Jubal, father of transients in city slums
Who shot clarion calls and smacked his drums,
Set around his idol a massive wall
so that the eye would never see him at all.
And Cain said: “But Jubal, He sees me still!”
and Henoch Replied: “Yes, but only until
I build a tower so damn imposing
you foes will recoil before proposing
to besiege it and its fellow town
We’ll build a great city and we’ll lock it down.”
So Tubalcain, the father of all master smiths
built up a city of gargantuan widths
And while Tubalcain worked, his brothers sought prey,
the kids of Seth and Enos had quickly run away.
We guarded our great city from each and every one
and bored, we launched arrows at the sun.
Granite replaced the tents made of flimsy animal pelt
and iron, not manure, was all we’d smelt,
Our town thus grew dingy and infernal,
The overshadowing tower made night eternal
in the plains; And upon our mountain-thick gate
we engraved: “God will not enter our city-state.”

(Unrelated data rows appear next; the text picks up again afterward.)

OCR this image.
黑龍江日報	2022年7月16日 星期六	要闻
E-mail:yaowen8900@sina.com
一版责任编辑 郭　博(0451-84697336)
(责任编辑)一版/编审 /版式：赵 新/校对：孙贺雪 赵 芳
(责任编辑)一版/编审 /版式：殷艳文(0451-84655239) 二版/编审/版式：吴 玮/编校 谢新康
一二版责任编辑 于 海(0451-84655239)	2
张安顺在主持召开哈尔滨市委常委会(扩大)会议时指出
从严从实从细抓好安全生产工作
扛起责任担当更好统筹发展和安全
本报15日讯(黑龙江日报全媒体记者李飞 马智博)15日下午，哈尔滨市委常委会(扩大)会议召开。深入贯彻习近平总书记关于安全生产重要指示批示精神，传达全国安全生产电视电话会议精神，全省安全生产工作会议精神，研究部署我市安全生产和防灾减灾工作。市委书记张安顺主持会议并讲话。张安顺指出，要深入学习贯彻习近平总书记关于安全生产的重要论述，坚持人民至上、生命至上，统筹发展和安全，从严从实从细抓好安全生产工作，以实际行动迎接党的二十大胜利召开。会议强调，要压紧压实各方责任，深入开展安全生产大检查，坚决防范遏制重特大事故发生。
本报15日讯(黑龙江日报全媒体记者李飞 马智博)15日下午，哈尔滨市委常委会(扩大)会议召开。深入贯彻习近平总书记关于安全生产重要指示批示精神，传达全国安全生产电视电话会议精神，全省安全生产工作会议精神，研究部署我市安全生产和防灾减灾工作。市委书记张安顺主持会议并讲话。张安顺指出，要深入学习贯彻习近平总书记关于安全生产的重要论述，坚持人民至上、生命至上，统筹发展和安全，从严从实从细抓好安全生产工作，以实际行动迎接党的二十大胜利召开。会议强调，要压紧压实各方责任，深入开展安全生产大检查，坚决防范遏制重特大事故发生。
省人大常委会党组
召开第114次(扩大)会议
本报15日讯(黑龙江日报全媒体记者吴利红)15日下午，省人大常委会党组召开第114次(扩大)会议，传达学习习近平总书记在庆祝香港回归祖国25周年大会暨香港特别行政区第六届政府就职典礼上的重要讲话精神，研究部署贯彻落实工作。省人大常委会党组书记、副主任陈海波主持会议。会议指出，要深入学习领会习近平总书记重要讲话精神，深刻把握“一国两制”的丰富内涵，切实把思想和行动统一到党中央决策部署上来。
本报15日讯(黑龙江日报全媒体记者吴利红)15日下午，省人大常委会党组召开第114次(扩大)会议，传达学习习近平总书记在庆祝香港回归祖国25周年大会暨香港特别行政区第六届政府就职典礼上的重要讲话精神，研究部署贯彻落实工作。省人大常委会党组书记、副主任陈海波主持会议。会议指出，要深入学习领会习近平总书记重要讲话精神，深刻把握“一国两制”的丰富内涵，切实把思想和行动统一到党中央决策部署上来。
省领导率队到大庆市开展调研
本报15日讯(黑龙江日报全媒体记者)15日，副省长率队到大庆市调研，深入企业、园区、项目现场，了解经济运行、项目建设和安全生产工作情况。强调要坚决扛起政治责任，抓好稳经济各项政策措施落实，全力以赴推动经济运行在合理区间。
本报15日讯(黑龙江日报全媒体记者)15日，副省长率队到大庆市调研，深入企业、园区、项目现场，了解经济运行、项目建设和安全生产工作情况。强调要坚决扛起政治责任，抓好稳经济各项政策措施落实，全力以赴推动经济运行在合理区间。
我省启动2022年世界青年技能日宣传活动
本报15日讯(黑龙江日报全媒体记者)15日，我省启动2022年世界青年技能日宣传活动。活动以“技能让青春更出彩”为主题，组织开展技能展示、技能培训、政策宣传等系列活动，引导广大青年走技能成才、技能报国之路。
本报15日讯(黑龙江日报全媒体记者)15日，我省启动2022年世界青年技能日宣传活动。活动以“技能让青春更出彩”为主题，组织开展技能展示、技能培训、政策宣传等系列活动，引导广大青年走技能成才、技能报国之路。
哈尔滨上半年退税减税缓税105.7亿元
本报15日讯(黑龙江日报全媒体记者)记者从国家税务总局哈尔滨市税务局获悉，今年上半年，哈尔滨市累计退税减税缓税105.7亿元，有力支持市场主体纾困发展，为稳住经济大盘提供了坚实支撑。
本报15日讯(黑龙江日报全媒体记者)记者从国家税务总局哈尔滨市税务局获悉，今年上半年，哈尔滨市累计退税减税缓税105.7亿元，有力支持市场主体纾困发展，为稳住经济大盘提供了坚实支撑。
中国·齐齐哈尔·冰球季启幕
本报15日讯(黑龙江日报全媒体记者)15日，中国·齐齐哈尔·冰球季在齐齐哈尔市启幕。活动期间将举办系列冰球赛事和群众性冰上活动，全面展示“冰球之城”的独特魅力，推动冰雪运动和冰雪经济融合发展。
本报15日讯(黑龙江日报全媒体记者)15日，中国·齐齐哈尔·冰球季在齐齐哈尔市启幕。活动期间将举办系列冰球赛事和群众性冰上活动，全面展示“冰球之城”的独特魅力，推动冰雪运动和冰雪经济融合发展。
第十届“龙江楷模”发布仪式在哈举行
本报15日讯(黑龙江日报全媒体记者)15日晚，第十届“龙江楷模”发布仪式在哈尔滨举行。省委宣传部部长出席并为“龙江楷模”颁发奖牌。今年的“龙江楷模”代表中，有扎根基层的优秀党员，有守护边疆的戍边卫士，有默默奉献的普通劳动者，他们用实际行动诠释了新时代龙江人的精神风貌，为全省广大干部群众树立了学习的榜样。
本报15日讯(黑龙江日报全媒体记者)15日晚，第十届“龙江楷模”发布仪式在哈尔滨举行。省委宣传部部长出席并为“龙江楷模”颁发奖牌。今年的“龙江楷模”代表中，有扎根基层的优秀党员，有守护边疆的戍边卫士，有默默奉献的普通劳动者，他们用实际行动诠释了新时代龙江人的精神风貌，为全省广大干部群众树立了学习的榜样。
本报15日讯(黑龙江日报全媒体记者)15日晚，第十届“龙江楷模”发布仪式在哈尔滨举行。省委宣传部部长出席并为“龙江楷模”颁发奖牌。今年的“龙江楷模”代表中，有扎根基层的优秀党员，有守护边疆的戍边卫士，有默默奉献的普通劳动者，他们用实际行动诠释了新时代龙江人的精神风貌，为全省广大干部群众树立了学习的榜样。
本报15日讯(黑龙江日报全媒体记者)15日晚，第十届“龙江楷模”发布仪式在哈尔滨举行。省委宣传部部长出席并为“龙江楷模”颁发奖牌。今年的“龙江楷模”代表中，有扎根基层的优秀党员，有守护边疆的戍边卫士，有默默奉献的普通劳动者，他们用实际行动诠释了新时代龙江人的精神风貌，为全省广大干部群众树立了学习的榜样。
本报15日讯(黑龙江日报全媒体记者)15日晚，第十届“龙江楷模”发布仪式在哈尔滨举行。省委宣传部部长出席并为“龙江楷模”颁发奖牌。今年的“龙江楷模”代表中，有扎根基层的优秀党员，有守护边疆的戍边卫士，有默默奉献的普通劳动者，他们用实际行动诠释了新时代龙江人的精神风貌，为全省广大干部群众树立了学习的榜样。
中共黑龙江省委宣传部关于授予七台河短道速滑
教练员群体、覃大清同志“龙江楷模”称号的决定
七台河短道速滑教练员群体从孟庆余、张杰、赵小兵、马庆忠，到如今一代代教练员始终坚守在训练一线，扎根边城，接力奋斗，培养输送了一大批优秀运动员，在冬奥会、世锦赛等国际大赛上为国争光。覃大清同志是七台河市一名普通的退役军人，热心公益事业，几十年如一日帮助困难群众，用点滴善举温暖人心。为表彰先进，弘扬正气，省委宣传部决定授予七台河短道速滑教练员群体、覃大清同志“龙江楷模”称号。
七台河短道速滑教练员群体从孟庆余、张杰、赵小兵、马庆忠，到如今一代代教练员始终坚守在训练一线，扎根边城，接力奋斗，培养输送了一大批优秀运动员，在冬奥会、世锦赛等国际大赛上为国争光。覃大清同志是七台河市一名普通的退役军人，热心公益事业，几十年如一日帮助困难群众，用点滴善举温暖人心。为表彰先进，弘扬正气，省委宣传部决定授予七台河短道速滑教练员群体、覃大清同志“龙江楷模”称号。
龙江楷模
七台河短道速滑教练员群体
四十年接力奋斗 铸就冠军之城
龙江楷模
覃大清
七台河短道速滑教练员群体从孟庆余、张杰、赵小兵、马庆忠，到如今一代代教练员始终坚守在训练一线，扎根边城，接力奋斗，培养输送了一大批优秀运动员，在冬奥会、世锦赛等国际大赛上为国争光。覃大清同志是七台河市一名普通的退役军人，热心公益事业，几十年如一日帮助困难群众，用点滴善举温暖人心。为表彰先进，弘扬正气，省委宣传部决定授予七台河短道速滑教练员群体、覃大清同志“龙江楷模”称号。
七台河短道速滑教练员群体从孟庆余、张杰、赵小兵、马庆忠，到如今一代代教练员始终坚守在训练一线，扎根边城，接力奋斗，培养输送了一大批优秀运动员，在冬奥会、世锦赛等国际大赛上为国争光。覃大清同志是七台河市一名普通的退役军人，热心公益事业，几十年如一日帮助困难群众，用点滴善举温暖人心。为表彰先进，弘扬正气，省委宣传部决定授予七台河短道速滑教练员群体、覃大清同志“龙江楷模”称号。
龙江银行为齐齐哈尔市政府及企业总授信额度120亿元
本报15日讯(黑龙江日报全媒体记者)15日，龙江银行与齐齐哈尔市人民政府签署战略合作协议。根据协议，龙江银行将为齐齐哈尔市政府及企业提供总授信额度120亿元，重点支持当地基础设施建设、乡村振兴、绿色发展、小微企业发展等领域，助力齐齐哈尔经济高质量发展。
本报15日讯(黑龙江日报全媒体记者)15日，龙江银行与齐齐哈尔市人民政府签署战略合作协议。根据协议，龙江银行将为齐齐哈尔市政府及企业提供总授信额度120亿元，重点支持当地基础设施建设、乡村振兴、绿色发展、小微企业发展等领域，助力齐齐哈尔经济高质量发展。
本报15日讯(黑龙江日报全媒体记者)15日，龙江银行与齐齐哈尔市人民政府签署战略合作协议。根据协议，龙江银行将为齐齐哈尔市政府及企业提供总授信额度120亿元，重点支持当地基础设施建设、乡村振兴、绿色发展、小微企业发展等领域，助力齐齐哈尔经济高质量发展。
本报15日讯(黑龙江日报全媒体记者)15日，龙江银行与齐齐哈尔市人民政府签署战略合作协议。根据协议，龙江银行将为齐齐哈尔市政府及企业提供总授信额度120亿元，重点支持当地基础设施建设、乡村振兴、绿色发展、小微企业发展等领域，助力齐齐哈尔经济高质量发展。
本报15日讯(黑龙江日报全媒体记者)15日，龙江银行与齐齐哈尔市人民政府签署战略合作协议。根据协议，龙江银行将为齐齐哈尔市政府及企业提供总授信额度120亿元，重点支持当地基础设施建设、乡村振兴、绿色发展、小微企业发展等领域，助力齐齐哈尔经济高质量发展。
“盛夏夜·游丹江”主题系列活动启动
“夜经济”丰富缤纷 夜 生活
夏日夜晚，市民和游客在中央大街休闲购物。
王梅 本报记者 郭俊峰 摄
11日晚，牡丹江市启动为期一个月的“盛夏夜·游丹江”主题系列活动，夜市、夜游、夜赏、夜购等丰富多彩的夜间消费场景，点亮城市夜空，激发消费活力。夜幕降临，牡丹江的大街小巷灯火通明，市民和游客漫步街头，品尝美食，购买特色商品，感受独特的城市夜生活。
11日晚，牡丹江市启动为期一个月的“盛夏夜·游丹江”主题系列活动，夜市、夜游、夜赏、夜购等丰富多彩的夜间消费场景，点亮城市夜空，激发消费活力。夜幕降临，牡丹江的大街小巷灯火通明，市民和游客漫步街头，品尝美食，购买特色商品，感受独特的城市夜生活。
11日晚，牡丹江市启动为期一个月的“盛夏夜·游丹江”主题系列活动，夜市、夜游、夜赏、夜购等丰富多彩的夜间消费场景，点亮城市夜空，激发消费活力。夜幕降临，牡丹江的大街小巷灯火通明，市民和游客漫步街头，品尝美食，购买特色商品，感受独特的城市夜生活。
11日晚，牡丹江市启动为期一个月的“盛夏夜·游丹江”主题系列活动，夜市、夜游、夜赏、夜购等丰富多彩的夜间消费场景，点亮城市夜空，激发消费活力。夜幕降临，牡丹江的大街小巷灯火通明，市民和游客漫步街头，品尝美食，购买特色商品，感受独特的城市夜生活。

And when the walls were caulked and dried
We put Cain, our ancestor, in a tower to hide
and he stayed there, haggard and old.
“Father,” said Tsilla, “is that eye all gone?”
And Cain then told him, “son, you’re still wrong.”
“Please,” Cain said, “put me underground,
those men of solitude below don’t bear the sound
nor sight of anything around them anymore.”
“But you’d be dead!” said Tsilla, and Cain said:
“forever more”.
from a city of cloud to a city of bone
Cain walked down the tower steps, alone
And once in the dark of that eternal tomb
The eye stared back from the end of the room.